Articolo pubblicato il 14 Luglio 2024 da Giovanni Urgnani
Distribuito nelle sale cinematografiche giapponesi il 16 luglio 1994, col titolo originale Heisei tanuki gassen ponpoko, mentre in quelle italiane dall’11 al 17 luglio 2024 grazie all’iniziativa “Un mondo di sogni animati”, su organizzazione di Lucky Red; prodotto dallo Studio Ghibli, scritto e diretto da Isao Takahata (La principessa splendente). Ma qual è il risultato di Pom Poko? Di seguito la trama ufficiale e la recensione del film.
La trama di Pom Poko, di Isao Takahata
Di seguito la trama ufficiale di Pom Poko, diretto da Isao Takahata:
“Verso la fine degli anni Sessanta, lo sviluppo urbano indiscriminato di Tokyo inizia a mettere a rischio la sopravvivenza degli animali che abitano il territorio circostante, e in particolare dei tanuki, cani-procioni molto diffusi in Giappone oltre che creature del folklore nipponico. All’inizio dell’era Heisei (dopo l’ascesa al trono giapponese dell’Imperatore Akihito), nei primi anni Novanta, i tanuki sono ormai allo stremo e decidono di ricorrere all’antica arte del trasformismo – una capacità metamorfica di assumere qualsiasi sembianza – per respingere gli umani e frenarne l’opera di disboscamento e cementificazione. Tra scherzi e agguati, la resistenza dei tanuki si scontrerà con un processo di urbanizzazione ormai irreversibile.”
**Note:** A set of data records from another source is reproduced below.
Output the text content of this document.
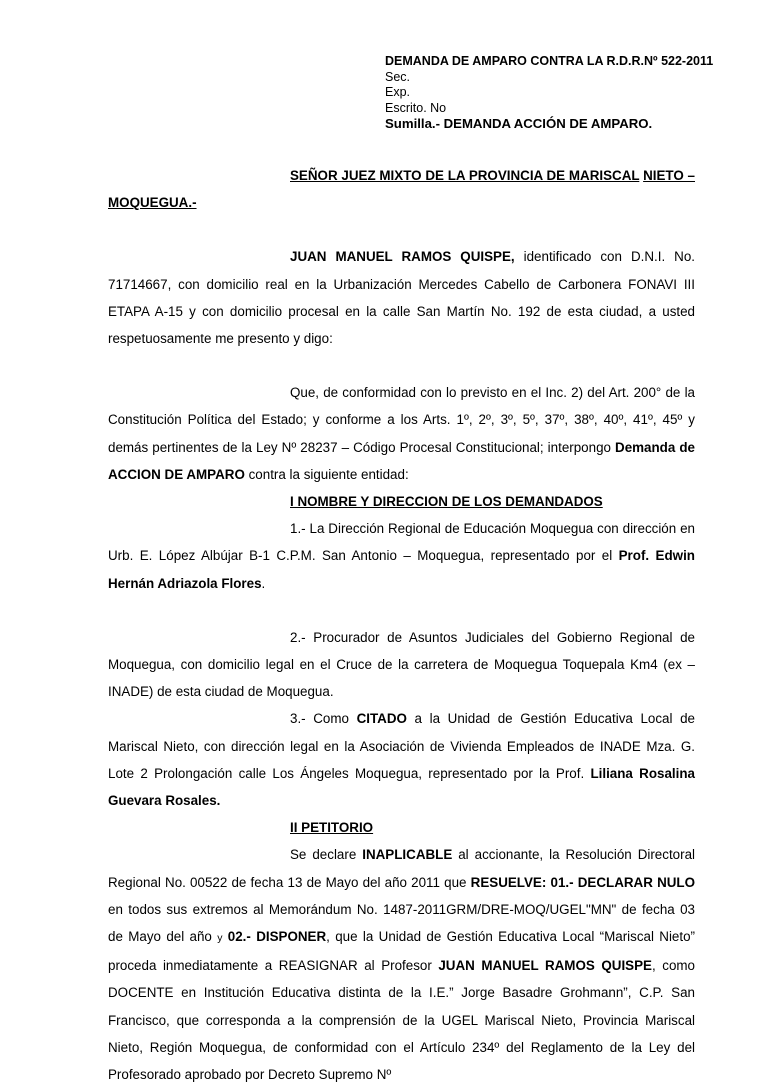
DEMANDA DE AMPARO CONTRA LA R.D.R.Nº 522-2011
Sec.
Exp.
Escrito. No
Sumilla.- DEMANDA ACCIÓN DE AMPARO.

SEÑOR JUEZ MIXTO DE LA PROVINCIA DE MARISCAL NIETO – MOQUEGUA.-

JUAN MANUEL RAMOS QUISPE, identificado con D.N.I. No. 71714667, con domicilio real en la Urbanización Mercedes Cabello de Carbonera FONAVI III ETAPA A-15 y con domicilio procesal en la calle San Martín No. 192 de esta ciudad, a usted respetuosamente me presento y digo:

Que, de conformidad con lo previsto en el Inc. 2) del Art. 200° de la Constitución Política del Estado; y conforme a los Arts. 1º, 2º, 3º, 5º, 37º, 38º, 40º, 41º, 45º y demás pertinentes de la Ley Nº 28237 – Código Procesal Constitucional; interpongo Demanda de ACCION DE AMPARO contra la siguiente entidad:

I NOMBRE Y DIRECCION DE LOS DEMANDADOS

1.- La Dirección Regional de Educación Moquegua con dirección en Urb. E. López Albújar B-1 C.P.M. San Antonio – Moquegua, representado por el Prof. Edwin Hernán Adriazola Flores.

2.- Procurador de Asuntos Judiciales del Gobierno Regional de Moquegua, con domicilio legal en el Cruce de la carretera de Moquegua Toquepala Km4 (ex – INADE) de esta ciudad de Moquegua.

3.- Como CITADO a la Unidad de Gestión Educativa Local de Mariscal Nieto, con dirección legal en la Asociación de Vivienda Empleados de INADE Mza. G. Lote 2 Prolongación calle Los Ángeles Moquegua, representado por la Prof. Liliana Rosalina Guevara Rosales.

II PETITORIO

Se declare INAPLICABLE al accionante, la Resolución Directoral Regional No. 00522 de fecha 13 de Mayo del año 2011 que RESUELVE: 01.- DECLARAR NULO en todos sus extremos al Memorándum No. 1487-2011GRM/DRE-MOQ/UGEL"MN" de fecha 03 de Mayo del año y 02.- DISPONER, que la Unidad de Gestión Educativa Local “Mariscal Nieto” proceda inmediatamente a REASIGNAR al Profesor JUAN MANUEL RAMOS QUISPE, como DOCENTE en Institución Educativa distinta de la I.E.” Jorge Basadre Grohmann”, C.P. San Francisco, que corresponda a la comprensión de la UGEL Mariscal Nieto, Provincia Mariscal Nieto, Región Moquegua, de conformidad con el Artículo 234º del Reglamento de la Ley del Profesorado aprobado por Decreto Supremo Nº
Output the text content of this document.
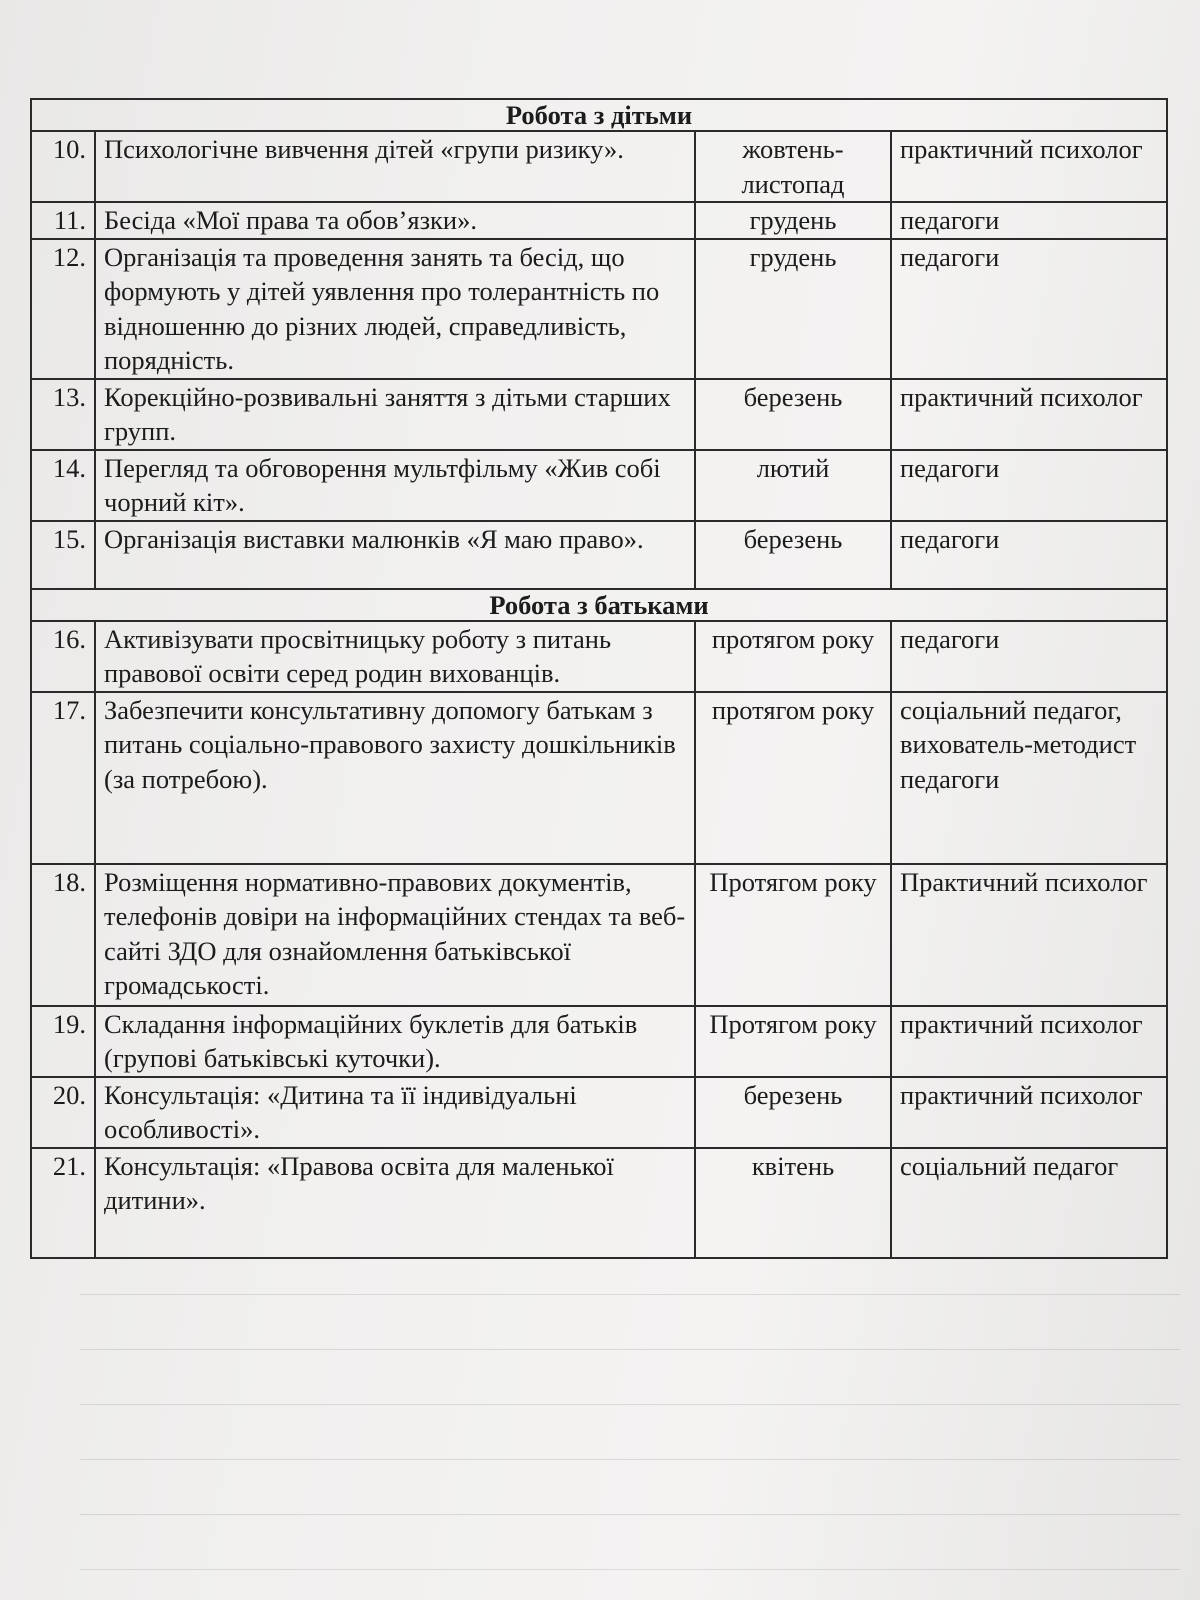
Робота з дітьми			
10.	Психологічне вивчення дітей «групи ризику».	жовтень-листопад	практичний психолог
11.	Бесіда «Мої права та обов’язки».	грудень	педагоги
12.	Організація та проведення занять та бесід, що формують у дітей уявлення про толерантність по відношенню до різних людей, справедливість, порядність.	грудень	педагоги
13.	Корекційно-розвивальні заняття з дітьми старших групп.	березень	практичний психолог
14.	Перегляд та обговорення мультфільму «Жив собі чорний кіт».	лютий	педагоги
15.	Організація виставки малюнків «Я маю право».	березень	педагоги
Робота з батьками			
16.	Активізувати просвітницьку роботу з питань правової освіти серед родин вихованців.	протягом року	педагоги
17.	Забезпечити консультативну допомогу батькам з питань соціально-правового захисту дошкільників (за потребою).	протягом року	соціальний педагог, вихователь-методист педагоги
18.	Розміщення нормативно-правових документів, телефонів довіри на інформаційних стендах та веб-сайті ЗДО для ознайомлення батьківської громадськості.	Протягом року	Практичний психолог
19.	Складання інформаційних буклетів для батьків (групові батьківські куточки).	Протягом року	практичний психолог
20.	Консультація: «Дитина та її індивідуальні особливості».	березень	практичний психолог
21.	Консультація: «Правова освіта для маленької дитини».	квітень	соціальний педагог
La recensione di Pom Poko, prodotto dallo Studio Ghibli
L’ottavo lungometraggio della filmografia immensa, qualitativamente parlando, potrebbe presentarsi come capitolo d’intermezzo in una possibile “trilogia dell’ambiente”, aperta da Nausicaa della Valle del vento (1982) e chiusa da Principessa Mononoke (1997). Quindi la pellicola diretta da Isao Takahata si troverebbe esattamente al centro delle due realizzate da Hayao Miyazaki, anche se è d’obbligo ricordare che il primo film citato fu portato a termine quando ancora lo studio d’animazione non era stato ancora fondato, ma di fatto entrato a far parte della “famiglia”, poiché i produttori sono i medesimi tre fondatori.
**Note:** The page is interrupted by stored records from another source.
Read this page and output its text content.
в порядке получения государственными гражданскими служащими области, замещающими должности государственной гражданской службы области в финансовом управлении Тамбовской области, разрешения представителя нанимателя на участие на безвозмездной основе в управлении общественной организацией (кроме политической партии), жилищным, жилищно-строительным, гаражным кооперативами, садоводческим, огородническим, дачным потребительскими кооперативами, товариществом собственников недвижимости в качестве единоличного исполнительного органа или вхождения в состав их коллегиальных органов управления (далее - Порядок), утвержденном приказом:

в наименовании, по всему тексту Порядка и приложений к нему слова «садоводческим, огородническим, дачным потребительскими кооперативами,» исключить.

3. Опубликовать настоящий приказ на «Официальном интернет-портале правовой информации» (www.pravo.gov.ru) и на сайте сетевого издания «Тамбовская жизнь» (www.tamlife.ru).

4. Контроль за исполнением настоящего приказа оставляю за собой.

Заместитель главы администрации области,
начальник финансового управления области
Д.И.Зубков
La tematica ecologista viene sviluppata raccontando la vita di un popolo scombussolata da un’invasione, un atto imperialista determinato a sradicare le abitudini e la quiete della popolazione autoctona, in nome del benessere, del guadagno e della prosperità materiale; risulterebbe semplicistico però ridurre Pom Poko ad una lotta tra tradizione e progresso, poiché non si pone l’obiettivo di demonizzare quest’ultimo, ma si cerca di ammonire sul rischio e le conseguenze della mancanza di equilibrio, infatti, la Natura non nasce per soddisfare gli illimitati appetiti umani, prima o poi si arriverà ad un punto di non ritorno e soltanto l’uomo ha la capacità di evitarlo, nessuno lo farà per lui.
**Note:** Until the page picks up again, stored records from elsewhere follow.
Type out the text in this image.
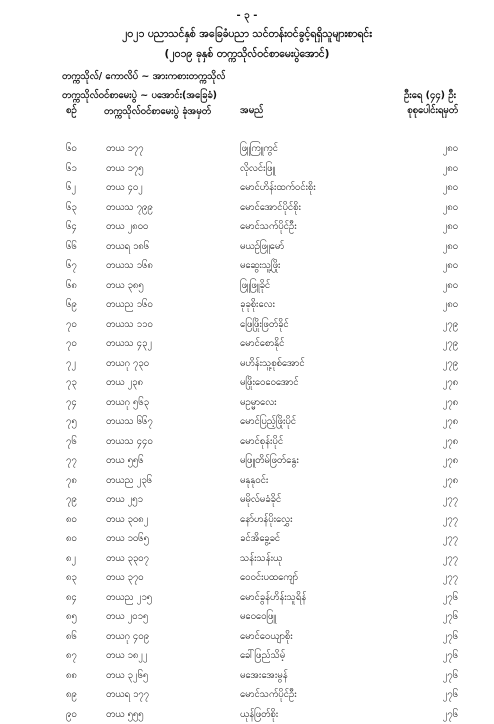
- ၃ -
၂၀၂၁ ပညာသင်နှစ် အခြေခံပညာ သင်တန်းဝင်ခွင့်ရရှိသူများစာရင်း
(၂၀၁၉ ခုနှစ် တက္ကသိုလ်ဝင်စာမေးပွဲအောင်)
တက္ကသိုလ်/ ကောလိပ် ~ အားကစားတက္ကသိုလ်
တက္ကသိုလ်ဝင်စာမေးပွဲ ~ ပအောင်း(အခြေခံ)	ဦးရေ (၄၄) ဦး
စဉ်	တက္ကသိုလ်ဝင်စာမေးပွဲ ခုံအမှတ်	အမည်	စုစုပေါင်းရမှတ်
၆၀	တယ ၁၇၇	ဖြူကြူကွင်	၂၈၀
၆၁	တယ ၁၇၅	လိုလင်းဖြူ	၂၈၀
၆၂	တယ ၄၀၂	မောင်ဟိန်းထက်ဝင်းစိုး	၂၈၀
၆၃	တယသ ၇၉၉	မောင်အောင်ပိုင်စိုး	၂၈၀
၆၄	တယ ၂၈၀၀	မောင်သက်ပိုင်ဦး	၂၈၀
၆၆	တယရ ၁၈၆	မယဉ်ဖြူမော်	၂၈၀
၆၇	တယသ ၁၆၈	မဆွေးသူ့ဖြိုး	၂၈၀
၆၈	တယ ၃၈၅	ဖြူဖြူခိုင်	၂၈၀
၆၉	တယည ၁၆၀	ခုခုစိုးလေး	၂၈၀
၇၀	တယသ ၁၁၀	ဖြေဖြိုးဖြတ်ခိုင်	၂၇၉
၇၀	တယသ ၄၃၂	မောင်စောနိုင်	၂၇၉
၇၂	တယဂု ၇၃၀	မဟိန်းသူ့စုစ်အောင်	၂၇၉
၇၃	တယ ၂၃၈	မဖြိုးဝေဝေအောင်	၂၇၈
၇၄	တယဂု ၅၆၃	မဥမ္မာလေး	၂၇၈
၇၅	တယသ ၆၆၇	မောင်ပြည့်ဖြိုးပိုင်	၂၇၈
၇၆	တယသ ၄၄၀	မောင်စုန်းပိုင်	၂၇၈
၇၇	တယ ၅၅၆	မဖြူတိမ်ဖြတ်နွေး	၂၇၈
၇၈	တယည ၂၃၆	မနုနုဝင်း	၂၇၈
၇၉	တယ ၂၅၁	မမိုလ်မခံခိုင်	၂၇၇
၈၀	တယ ၃၀၈၂	နော်ဟန်ပိုးလွှေး	၂၇၇
၈၀	တယ ၁၀၆၅	ခင်အိခွေ့ခင်	၂၇၇
၈၂	တယ ၃၃၀၇	သန်းသန်းယု	၂၇၇
၈၃	တယ ၃၇၀	ဝေဝင်းပထကျော်	၂၇၇
၈၄	တယည ၂၁၅	မောင်ခွန်ဟိန်းသူရိန်	၂၇၆
၈၅	တယ ၂၀၁၅	မဝေဝေဖြူ	၂၇၆
၈၆	တယဂု ၄၀၉	မောင်ဝေယျာစိုး	၂၇၆
၈၇	တယ ၁၈၂၂	ခေါ်ဖြည်သိမ့်	၂၇၆
၈၈	တယ ၃၂၆၅	မအေးအေးမွန်	၂၇၆
၈၉	တယရ ၁၇၇	မောင်သက်ပိုင်ဦး	၂၇၆
၉၀	တယ ၅၅၅	ယုန်ဖြတ်စိုး	၂၇၆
La lotta degli animali protagonisti è un ottimo espediente per riflettere e mettere a confronto modi diversi per fare politica: da una parte l’azione militare, utilizzando la forza bruta per contrastare il nemico; dall’altra la diplomazia e la ricerca del dialogo, strada sicuramente più tortuosa e complicata rispetto alla precedente. Nella carriera del compianto cineasta giapponese questo è il film con il target più basso a cui si vuole rivolgere: la struttura narrativa è costruita in modo da piacere in particolare ai più piccoli, sfruttando le trasformazioni dei tanuki per creare momenti comici e divertenti, come la messa in scena della mutazione degli esemplari maschi mediante il gigantismo dello scroto; il tono generale è leggero, in cui predomina l’umorismo, senza mai rinunciare però alla maturità dei contenuti, cadendo poi a lungo andare nella ripetizione, per favoreggiare pure il manierismo tecnico, di innegabile livello.
A testimonianza di ciò, si nota come la sceneggiatura renda l’opera ancora più didascalica di quanto in genere il cinema d’animazione nipponico non sia già: il “peccato” più evidente è il ricorso al voice over, non poco imperante visto che ad occhio e croce occupa quasi il 70% della pellicola, funzionale alla comprensione di un pubblico semplice e magari facilmente distraibile. Parrebbe scontato quindi pensare ad una conclusione all’insegna “tutto e bene quel che finisce bene”, in realtà non è affatto così: l’egemonia umana è inarrestabile ed ai tanuki non resta che cambiare modo di sopravvivere; l’inquadratura finale è una panoramica inquietante su un mondo che non sa dire basta, che non si sa controllare, è quindi il destino del mondo essere ricoperto di cemento e metallo? Quando non ci sarà più nessun albero da sradicare, a chi poi si chiederà aiuto?